GSoC Project Idea 1: Accessible High-Performance Computing with CBRAIN

hpc
jupyter
rest
python

#1

Research in neuroinformatics increasingly involves performing resource-intensive processing on large datasets, which exceeds the capabilities of laptop or desktop computers available to neuroscience researchers. While high-performance computing (HPC) tools are available to researchers in many countries, using them requires specialized knowledge and access credentials, and require researchers to invest time learning the required computational interfaces, adapting their tools so that they function properly on each cluster they wish to use, and transmitting their research data to and from compute servers manually. CBRAIN is a web-based platform that seamlessly harmonizes access to arbitrary back-end compute servers and data repositories, and performs much of this tedious work automatically in order to accelerate research.

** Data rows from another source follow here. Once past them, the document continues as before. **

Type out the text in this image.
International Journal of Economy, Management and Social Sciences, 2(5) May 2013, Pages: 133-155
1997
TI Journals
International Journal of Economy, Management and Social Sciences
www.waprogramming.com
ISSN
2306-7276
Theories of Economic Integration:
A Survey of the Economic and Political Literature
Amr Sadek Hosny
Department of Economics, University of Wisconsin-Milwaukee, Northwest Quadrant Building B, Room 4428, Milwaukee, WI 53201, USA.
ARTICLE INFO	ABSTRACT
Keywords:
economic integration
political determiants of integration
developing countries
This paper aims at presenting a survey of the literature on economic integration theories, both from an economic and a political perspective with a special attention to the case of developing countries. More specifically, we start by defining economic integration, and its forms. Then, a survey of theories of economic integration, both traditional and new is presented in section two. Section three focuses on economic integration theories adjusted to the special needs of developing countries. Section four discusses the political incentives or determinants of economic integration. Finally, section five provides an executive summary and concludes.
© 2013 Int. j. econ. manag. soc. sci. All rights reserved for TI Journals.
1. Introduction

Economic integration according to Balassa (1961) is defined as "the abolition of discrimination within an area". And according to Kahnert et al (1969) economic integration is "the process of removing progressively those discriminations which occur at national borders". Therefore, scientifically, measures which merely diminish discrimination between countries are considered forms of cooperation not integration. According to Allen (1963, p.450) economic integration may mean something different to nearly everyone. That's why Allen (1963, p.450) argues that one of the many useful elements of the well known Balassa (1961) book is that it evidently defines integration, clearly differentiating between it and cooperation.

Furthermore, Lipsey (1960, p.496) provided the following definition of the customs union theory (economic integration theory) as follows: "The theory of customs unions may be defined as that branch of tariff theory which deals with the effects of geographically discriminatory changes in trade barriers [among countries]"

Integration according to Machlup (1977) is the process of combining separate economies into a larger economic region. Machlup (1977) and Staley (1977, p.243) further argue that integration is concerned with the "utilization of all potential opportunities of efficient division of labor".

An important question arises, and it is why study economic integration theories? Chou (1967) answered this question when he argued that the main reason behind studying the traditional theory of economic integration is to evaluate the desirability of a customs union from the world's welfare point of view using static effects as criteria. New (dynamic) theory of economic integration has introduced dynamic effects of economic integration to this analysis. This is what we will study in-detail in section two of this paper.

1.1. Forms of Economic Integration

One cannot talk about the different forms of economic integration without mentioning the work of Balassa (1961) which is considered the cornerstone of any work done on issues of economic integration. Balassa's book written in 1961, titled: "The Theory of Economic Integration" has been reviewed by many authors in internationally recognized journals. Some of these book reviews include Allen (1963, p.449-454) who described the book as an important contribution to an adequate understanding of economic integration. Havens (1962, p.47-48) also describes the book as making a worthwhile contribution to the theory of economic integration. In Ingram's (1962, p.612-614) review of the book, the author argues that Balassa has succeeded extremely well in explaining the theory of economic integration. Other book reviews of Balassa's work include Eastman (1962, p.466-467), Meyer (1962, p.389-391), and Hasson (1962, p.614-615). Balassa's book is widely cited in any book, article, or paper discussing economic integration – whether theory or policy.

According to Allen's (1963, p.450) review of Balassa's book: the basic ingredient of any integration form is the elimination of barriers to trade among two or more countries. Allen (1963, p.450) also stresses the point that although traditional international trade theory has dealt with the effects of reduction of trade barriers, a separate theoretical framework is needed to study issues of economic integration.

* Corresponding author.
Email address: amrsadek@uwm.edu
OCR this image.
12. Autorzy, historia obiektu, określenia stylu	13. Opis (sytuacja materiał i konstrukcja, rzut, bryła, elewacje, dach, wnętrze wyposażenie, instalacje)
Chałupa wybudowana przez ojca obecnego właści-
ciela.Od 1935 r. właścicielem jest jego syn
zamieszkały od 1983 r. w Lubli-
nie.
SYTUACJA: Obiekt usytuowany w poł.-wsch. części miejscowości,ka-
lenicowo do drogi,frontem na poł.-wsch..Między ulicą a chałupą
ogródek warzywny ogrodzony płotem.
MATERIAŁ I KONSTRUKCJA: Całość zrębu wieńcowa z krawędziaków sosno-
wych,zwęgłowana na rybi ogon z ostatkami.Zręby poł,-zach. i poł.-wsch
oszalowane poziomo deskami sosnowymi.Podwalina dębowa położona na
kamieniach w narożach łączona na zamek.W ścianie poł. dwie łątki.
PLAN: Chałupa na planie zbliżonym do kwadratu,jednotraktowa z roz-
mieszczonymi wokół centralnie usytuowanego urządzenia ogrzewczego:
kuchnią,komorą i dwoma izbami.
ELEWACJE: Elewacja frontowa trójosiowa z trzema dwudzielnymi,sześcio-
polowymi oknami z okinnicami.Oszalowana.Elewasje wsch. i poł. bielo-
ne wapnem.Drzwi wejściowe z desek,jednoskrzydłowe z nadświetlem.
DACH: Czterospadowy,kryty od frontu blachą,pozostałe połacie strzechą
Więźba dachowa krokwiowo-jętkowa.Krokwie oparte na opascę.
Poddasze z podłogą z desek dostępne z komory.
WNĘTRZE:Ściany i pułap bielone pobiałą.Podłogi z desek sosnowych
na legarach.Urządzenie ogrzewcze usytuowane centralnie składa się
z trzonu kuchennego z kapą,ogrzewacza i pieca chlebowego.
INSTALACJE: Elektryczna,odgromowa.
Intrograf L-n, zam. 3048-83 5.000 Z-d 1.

While CBRAIN has been deployed in Canada for over 8 years, up until now it has been accessed mostly through the web interface. The goals of this project are two-fold: (1) to create a library of functions as a prototype software development kit (SDK) to access the CBRAIN application programming interface (API), and (2) to use the SDK to develop a tutorial application for how to access CBRAIN using the newly-created library and run a computational pipeline.

Tool presentation

While the CBRAIN platform is written in Ruby on Rails, the API is implemented using the Representational State Transfer (REST) software architecture, so that it is accessible using any programming interface that can implement hypertext transport protocol (HTTP) requests. It is documented under the OpenAPI specification. We suggest that the library of CBRAIN functions be written in Python and wrapped as a pip-installable package, as Python is increasingly used in neuroinformatics research. Additionally, Jupyter notebooks have become a popular format for teaching new coding skills to scientists, and allow the embedding of text and images to assist in the clarity of explanatory code. We suggest that the scientific pipeline run by the tutorial be Freesurfer, one of the most widely used tools currently in the main CBRAIN server’s library. These suggested technologies and tool are not requirements for a successful application, and proposals to implement the goals of the project by different means will still be considered.

Aims

The project will consist of the following stages:

  1. Familiarization with CBRAIN & scientific tool. The documentation and main CBRAIN instance’s graphical user interface will be used by the successful applicant to manually go through the process of running a scientific pipeline. Data, and the steps necessary to complete the process will be provided by the mentors.
  2. CBRAIN API testing. The applicant will use the interactive OpenAPI documentation of CBRAIN’s API to run through the same steps as above.
  3. Library development. A library of functions will be written to access the CBRAIN endpoints necessary to complete the project.
  4. Tutorial development. A small script will be written that leverages the new library to upload and register data into CBRAIN, select an available computational server with the required computational tool, launch a task to run the tool, query CBRAIN about the status of task, and download results once they are available. This script should be written as concisely as possible, with explanatory diagrams, which can be re-used from the existing CBRAIN documentation or developed by the applicant.

Skills: Interns’ enthusiasm, commitment, work ethic and communications skills are essential for the success of any project. In addition, prior experience with: RESTful web development, API usage, the MVC design pattern, Python, Jupyter, high-performance computing, technical writing, graphic design, or neuroinformatics would be beneficial to the project’s success.

Mentors: Andrew Doyle and Shawn Brown, McGill University, Canada.